Temporally, Spatially or Light-like Modulated Vacua in Lorentz Invariant Theories

TL;DR

This paper investigates various modulated vacuum states in Lorentz invariant theories, classifying them into spatial, temporal, and light-like types, analyzing their stability, symmetry breaking, and fluctuation dynamics.

Contribution

It introduces a comprehensive classification of modulated vacua in Lorentz invariant theories and explores their stability and mode dynamics, including generalized Nambu-Goldstone modes.

Findings

Temporal and light-like vacua impose strict model constraints.

Modulated vacua exhibit unique Nambu-Goldstone modes.

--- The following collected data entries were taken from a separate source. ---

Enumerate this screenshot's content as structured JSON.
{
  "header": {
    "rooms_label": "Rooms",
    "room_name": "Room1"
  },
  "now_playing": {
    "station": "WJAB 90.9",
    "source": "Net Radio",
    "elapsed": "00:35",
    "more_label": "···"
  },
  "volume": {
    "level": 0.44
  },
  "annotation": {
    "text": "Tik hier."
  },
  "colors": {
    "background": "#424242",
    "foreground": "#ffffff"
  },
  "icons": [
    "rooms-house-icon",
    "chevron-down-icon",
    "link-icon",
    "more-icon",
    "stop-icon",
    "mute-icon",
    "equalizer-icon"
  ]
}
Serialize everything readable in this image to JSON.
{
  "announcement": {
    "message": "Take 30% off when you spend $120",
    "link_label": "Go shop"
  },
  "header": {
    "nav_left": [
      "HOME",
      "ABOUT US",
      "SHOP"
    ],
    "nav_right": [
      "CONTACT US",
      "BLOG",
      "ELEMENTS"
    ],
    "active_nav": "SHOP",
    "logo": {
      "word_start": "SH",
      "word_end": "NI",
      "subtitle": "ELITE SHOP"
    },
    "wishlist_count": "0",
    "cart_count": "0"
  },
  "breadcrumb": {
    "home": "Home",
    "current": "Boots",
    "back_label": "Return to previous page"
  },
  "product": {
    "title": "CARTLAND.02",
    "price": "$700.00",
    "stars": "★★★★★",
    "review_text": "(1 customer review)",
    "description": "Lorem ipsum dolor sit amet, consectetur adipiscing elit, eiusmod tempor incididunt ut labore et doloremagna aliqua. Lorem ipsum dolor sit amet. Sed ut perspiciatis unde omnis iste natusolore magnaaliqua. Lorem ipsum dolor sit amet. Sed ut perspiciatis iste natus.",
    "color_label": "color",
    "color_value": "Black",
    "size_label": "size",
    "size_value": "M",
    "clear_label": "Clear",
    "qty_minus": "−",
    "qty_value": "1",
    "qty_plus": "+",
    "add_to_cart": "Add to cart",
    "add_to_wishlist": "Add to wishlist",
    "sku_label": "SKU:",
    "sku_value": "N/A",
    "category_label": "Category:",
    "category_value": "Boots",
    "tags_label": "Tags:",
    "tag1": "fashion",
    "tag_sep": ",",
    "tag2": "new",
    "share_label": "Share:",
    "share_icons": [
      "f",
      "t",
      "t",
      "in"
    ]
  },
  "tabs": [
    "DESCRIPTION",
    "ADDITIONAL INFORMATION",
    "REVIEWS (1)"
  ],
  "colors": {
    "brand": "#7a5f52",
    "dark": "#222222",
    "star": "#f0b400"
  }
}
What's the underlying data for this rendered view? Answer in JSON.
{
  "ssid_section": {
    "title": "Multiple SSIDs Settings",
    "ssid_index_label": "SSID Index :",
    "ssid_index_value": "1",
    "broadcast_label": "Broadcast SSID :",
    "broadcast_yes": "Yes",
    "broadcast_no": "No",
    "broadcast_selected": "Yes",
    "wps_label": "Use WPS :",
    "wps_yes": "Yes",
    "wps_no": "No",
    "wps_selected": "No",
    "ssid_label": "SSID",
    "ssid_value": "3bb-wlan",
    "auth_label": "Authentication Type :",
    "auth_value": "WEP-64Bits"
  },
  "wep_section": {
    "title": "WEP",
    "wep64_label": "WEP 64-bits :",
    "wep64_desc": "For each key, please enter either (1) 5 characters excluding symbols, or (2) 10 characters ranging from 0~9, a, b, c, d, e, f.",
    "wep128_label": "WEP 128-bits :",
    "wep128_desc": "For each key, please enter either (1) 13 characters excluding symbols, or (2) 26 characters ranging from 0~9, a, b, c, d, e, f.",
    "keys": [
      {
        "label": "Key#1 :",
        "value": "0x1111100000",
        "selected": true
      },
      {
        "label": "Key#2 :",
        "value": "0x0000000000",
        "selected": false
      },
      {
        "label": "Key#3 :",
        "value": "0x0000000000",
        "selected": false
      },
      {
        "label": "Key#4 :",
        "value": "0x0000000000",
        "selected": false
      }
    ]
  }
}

Fluctuation analysis shows absence of ghosts in these vacua.

Abstract

We study the vacuum structure of a class of Lorentz invariant field theories where the vacuum expectation values are not constant but are (phase) modulated. The vacua are classified into spatial, temporal, and light-like modulation types according to the patterns of spontaneous breaking of translational symmetry. The conditions for having temporal or light-like modulated vacua imply severe constraints on the models. We utilize the notion of generalized Nambu-Goldstone modes which appear in the modulated vacua. Finally, we examine fluctuation modes around these vacua and discuss their dynamics and the absence of ghosts.